Scientists have observed one of the brain’s fundamental transformations of information. What they found in the brains of rats, they report, may be true across all mammals.
When people hear footsteps or a woodpecker’s drilling, the rhythmic structure of the sounds is striking, says Michael Wehr, a professor of psychology at the University of Oregon. Even when the temporal structure of a sound is less obvious, as with human speech, the timing still conveys important information.
“As the information progresses towards the auditory cortex, however, the representation of sound undergoes a transformation,” says Wehr. “There is a gradual shift towards neurons that use an entirely different system for encoding information.”
Wehr’s team, in a study published in the journal Neuron, documented the transformation. The findings reflect those previously shown in primates.
2 Languages
Neurons in the brain use two different languages to encode information: temporal coding and rate coding.
For neurons in the auditory thalamus, the part of the brain that relays information from the ears to the auditory cortex, this takes the form of temporal coding. Neurons fire in sync with the original sound, providing an exact replication of the sound’s structure in time.
In the auditory cortex, about half the neurons use rate coding. The structure of the sound is conveyed through the density and rate of the neurons’ spiking, rather than the exact timing.
To study how the coding system switch, Wehr and undergraduate student Xiang used whole-cell recording to capture thousands of interactions within a single neuron each time it responds to a sound. The team saw how individual cells respond to a stream of rhythmic clicks, and noted that individual rate-coding neurons received up to 82 percent of their inputs from temporal-coding neurons.
“This means that these neurons are acting like translators, converting a sound from one language to another,” Wehr says. “By peering inside a neuron, we can see the mechanism for how the translation is taking place.”
Circuits Deep In The Brain
One mechanism is the way that excitatory and inhibitory neurons cooperate to push and pull together, like parents pushing a playground teeter-totter, he says.
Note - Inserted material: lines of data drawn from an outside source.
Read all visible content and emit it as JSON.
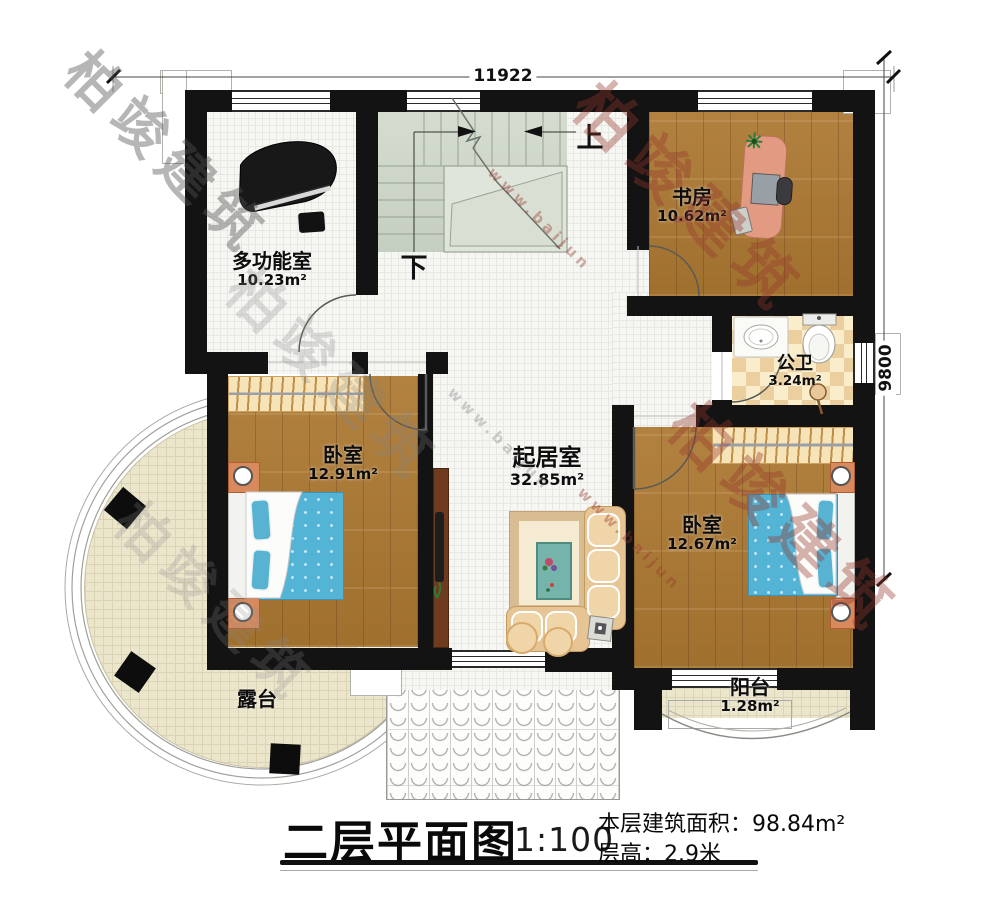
{
  "dimensions": {
    "width": "11922",
    "height": "9800"
  },
  "stairs": {
    "up": "上",
    "down": "下"
  },
  "rooms": [
    {
      "name": "多功能室",
      "area": "10.23m²"
    },
    {
      "name": "书房",
      "area": "10.62m²"
    },
    {
      "name": "公卫",
      "area": "3.24m²"
    },
    {
      "name": "卧室",
      "area": "12.91m²"
    },
    {
      "name": "起居室",
      "area": "32.85m²"
    },
    {
      "name": "卧室",
      "area": "12.67m²"
    },
    {
      "name": "露台"
    },
    {
      "name": "阳台",
      "area": "1.28m²"
    }
  ],
  "title_block": {
    "title": "二层平面图",
    "scale": "1:100",
    "area_line": "本层建筑面积：98.84m²",
    "height_line": "层高：2.9米"
  },
  "watermark": {
    "brand": "柏竣建筑",
    "url": "www.baijun"
  },
  "colors": {
    "wall": "#131313",
    "wood": "#ac7832",
    "stair": "#cdd7c8",
    "bed": "#54b4d6",
    "sofa": "#e7c493",
    "tile_light": "#f9edcb",
    "tile_dark": "#eccf9e",
    "terrace": "#ebe5cc",
    "watermark_red": "#9b3a2d"
  }
}
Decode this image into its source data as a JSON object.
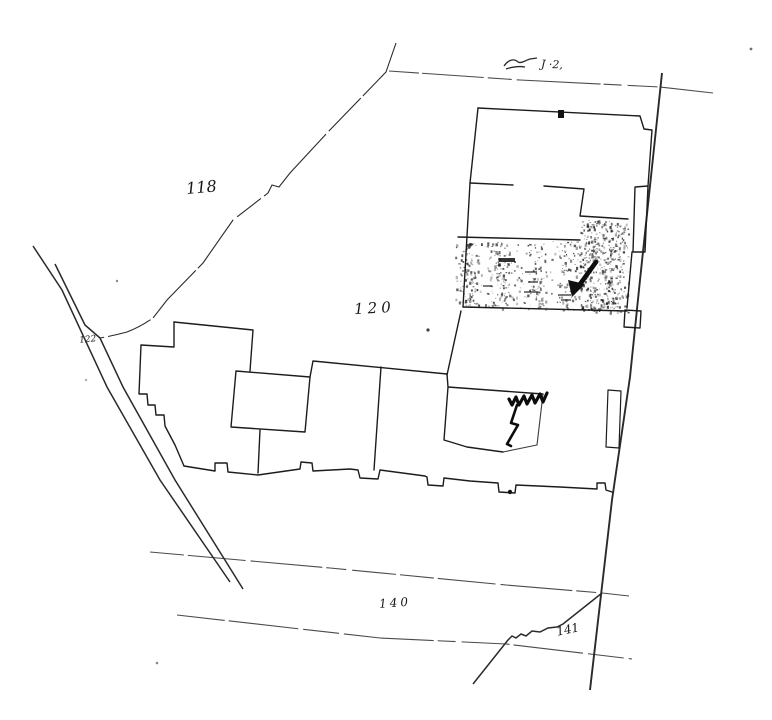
{
  "map": {
    "type": "hand-drawn parcel survey sketch (photocopy)",
    "paper_color": "#ffffff",
    "ink_color": "#1c1c1c",
    "parcel_labels": {
      "p118": "118",
      "p120": "120",
      "p122": "122",
      "p140": "140",
      "p141": "141"
    },
    "annotations": {
      "top_scrawl": "J ·2,",
      "arrow_mark": "bold arrow pointing down-left",
      "zigzag_mark": "bold zigzag scribble"
    }
  }
}
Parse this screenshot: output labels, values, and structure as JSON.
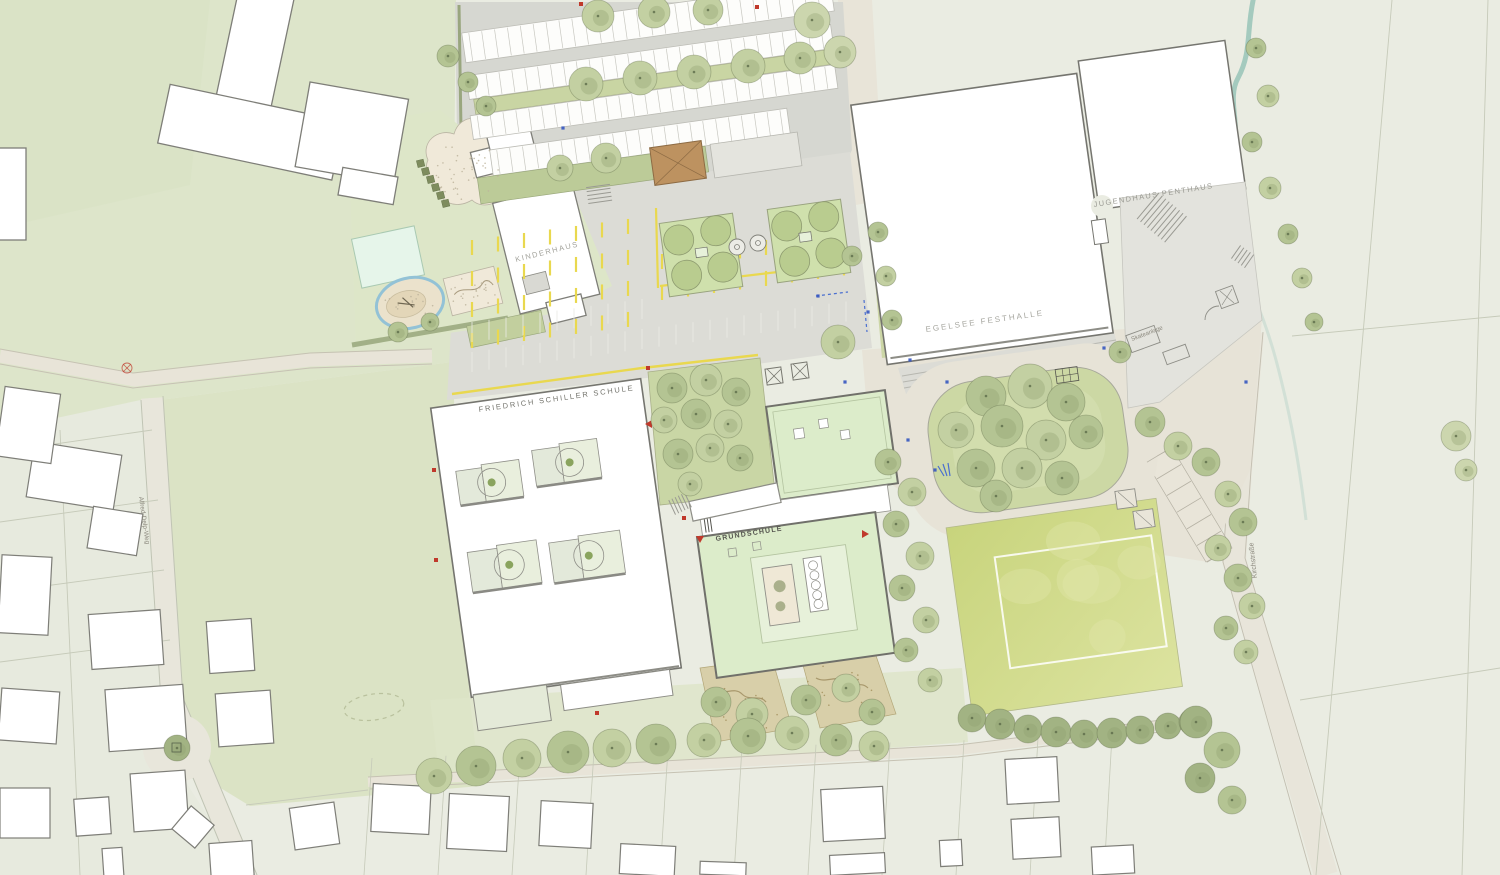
{
  "plan": {
    "buildings": {
      "friedrich_schiller_schule": "FRIEDRICH SCHILLER SCHULE",
      "grundschule": "GRUNDSCHULE",
      "kinderhaus": "KINDERHAUS",
      "egelsee_festhalle": "EGELSEE FESTHALLE",
      "jugendhaus_penthaus": "JUGENDHAUS PENTHAUS"
    },
    "streets": {
      "alfred_delp_weg": "Alfred-Delp-Weg",
      "kirchstrasse": "Kirchstraße"
    },
    "areas": {
      "skateanlage": "Skateanlage"
    },
    "colors": {
      "background": "#eaece2",
      "park_green": "#dde5ca",
      "lawn_green": "#dbe3c5",
      "grass_dark": "#ccd8a4",
      "building_white": "#ffffff",
      "building_outline": "#75756f",
      "roof_green": "#dcecca",
      "asphalt": "#d6d7d1",
      "schoolyard_gray": "#dcdcd6",
      "path_beige": "#e8e4d8",
      "marking_yellow": "#e9d84f",
      "sports_field": "#c8d47c",
      "tree_green": "#b4c493",
      "water_blue": "#9cc6ba",
      "pond_ring_blue": "#93c2d6",
      "pool_mint": "#e6f5ea",
      "sand": "#f0e9d9",
      "wood_brown": "#bd9260",
      "accent_red": "#c0392b",
      "accent_blue": "#3556c0"
    }
  }
}
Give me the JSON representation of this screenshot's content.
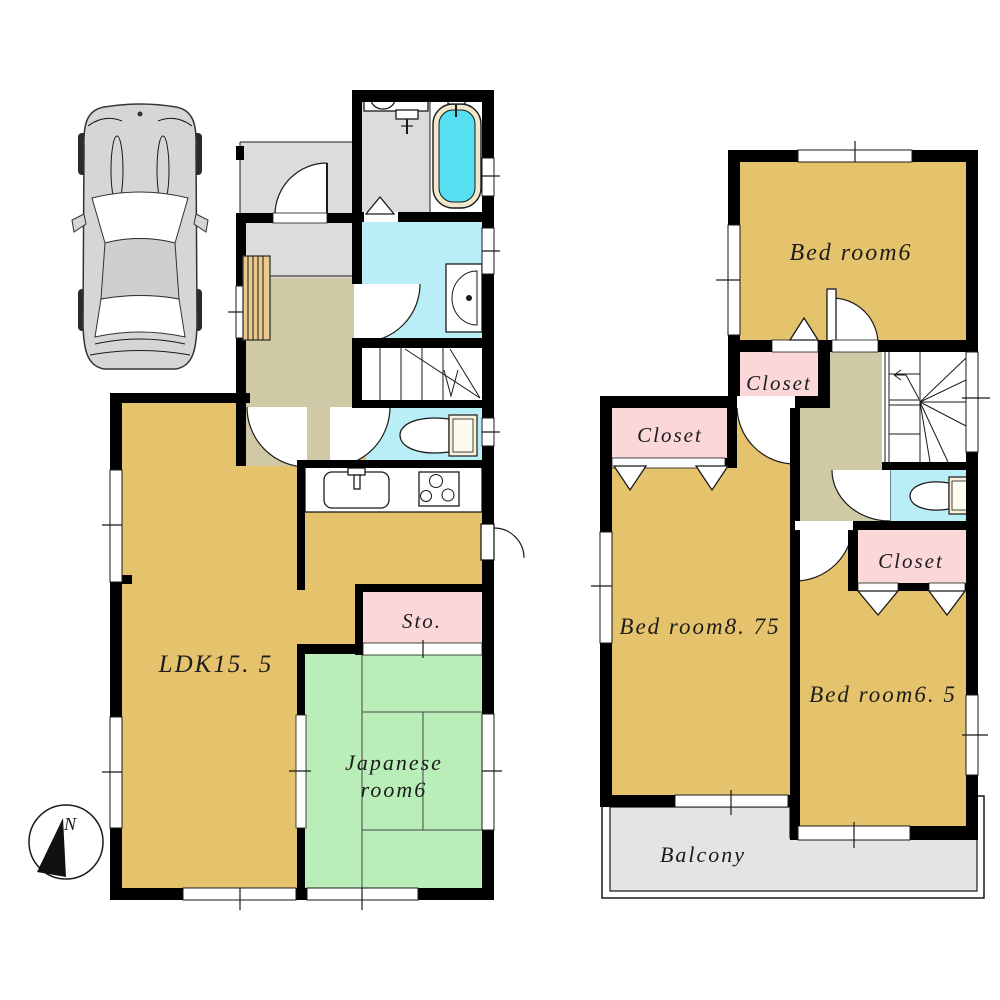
{
  "floorplan": {
    "first_floor": {
      "rooms": {
        "ldk": "LDK15. 5",
        "japanese_room_line1": "Japanese",
        "japanese_room_line2": "room6",
        "storage": "Sto."
      }
    },
    "second_floor": {
      "rooms": {
        "bedroom_a": "Bed room6",
        "bedroom_b": "Bed room8. 75",
        "bedroom_c": "Bed room6. 5",
        "closet_a": "Closet",
        "closet_b": "Closet",
        "closet_c": "Closet",
        "balcony": "Balcony"
      }
    },
    "compass": {
      "north": "N"
    },
    "colors": {
      "wall": "#000000",
      "room_tan": "#e5c36c",
      "tatami_green": "#b9eeb9",
      "closet_pink": "#fbd7d9",
      "wet_cyan": "#baeef7",
      "tub_cyan": "#55dff0",
      "tub_rim": "#efe8cc",
      "entry_gray": "#dcdcdc",
      "hall_olive": "#cfc9a5",
      "balcony_gray": "#e4e4e4",
      "wood": "#eac98e",
      "car_gray": "#d6d6d6"
    }
  }
}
In response to a click, excitatory neurons push on a cell and inhibitory neurons follow with a pull exactly out of phase with the excitatory neurons. The combination drives cells to fire spikes at a high rate, converting the temporal code into a rate code.
The observation provides a glimpse into how circuits deep in the brain give rise to how the world is perceived, Wehr says.
Neuroscientists have speculated that the transformation from temporal coding to rate coding may explain the perceptual boundary experienced between rhythm and pitch. Slow trains of clicks sound rhythmic, but fast trains of clicks sound like a buzzy tone.
It could be that the different experiences of sound are produced by the two different kinds of neurons, Wehr says. It could be, he adds, that rate coding is a universal language that helps put together what people see and hear.